Er war einer der ersten, wenn nicht der erste, der offen und öffentlich mit allen furchtbaren Konsequenzen für soziale Belange einstand und nur dieser Grundtenor des Christentums (ungeachtet seiner Irrwege) konnte die Toleranz hier und heute weit genug gedeihen lassen, daß wir nun Staat und Religion getrennt haben.
Man betrachte demgegenüber mal die "Grundform" derselben Religion, den Islam, die sich nicht in diese Richtung entwickelt hat, sondern ihren strafenden Gott beibehielt und Jesus nur eine niedrige Prophetenrolle zugestand. Der "Gotteststaat" ist dort noch normal - und Menschenrechte sind ein Fremdwort.

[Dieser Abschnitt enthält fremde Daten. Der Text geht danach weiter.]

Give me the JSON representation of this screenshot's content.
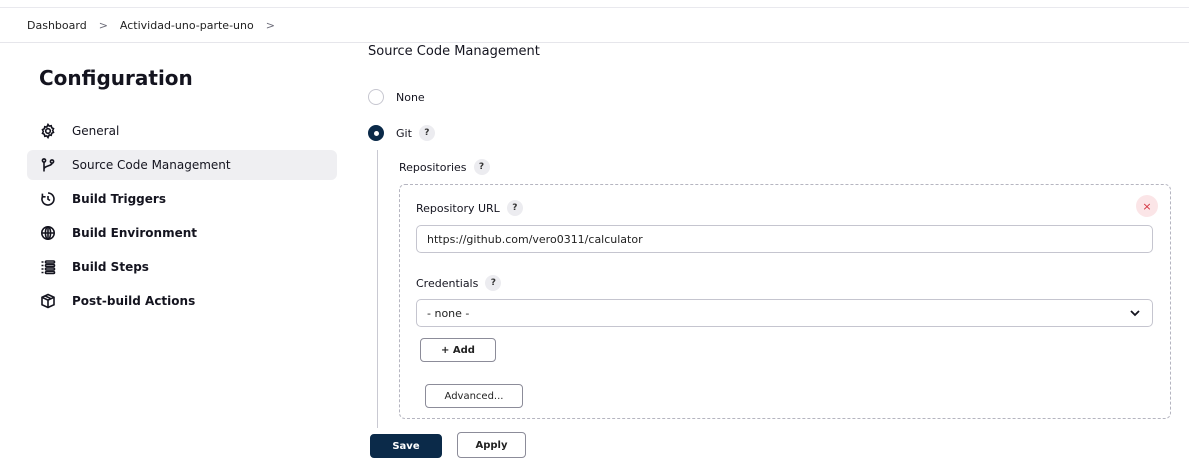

Ich würde gern hören, wie Ihr Euch in einem solchen Staat über Religion so offen äußertet, denn dort gäbe es Konsequenzen. Daß wir das hier nicht mehr haben, verdanken wir ebenso einer Religion, wie die Menschen dort einer Religion ihre Unfreiheit verdanken.
Dennoch ist sie offenbar eines der wichtigsten Dinge gewesen, um Gesellschaften erst möglich zu machen und sie zu ordnen. Denn viele Menschen nehmen nun mal nur dann Regeln an, wenn sie Sanktionen fürchten müssen. Abgesehen davon zeigt die Entwicklung der Menschen (zB an ihren Grabriten) von Anbeginn an, daß Religion in ihnen verankert ist.
Sollen wir sie ihnen jetzt wegnehmen, weil wir wieder mal glauben, alles viel besser zu wissen?
Die Frage ist, tun wir ihnen damit wirklich einen Gefallen? Oder machen wir nicht genau dasselbe, was Fundamentalisten im Gegenzug machen, nämlich den anderen ihre "Heilslehre" aufzwingen?
Extreme sind garantiert immer der falsche Weg, egal, in welche Richtung das Pendel ausschlägt.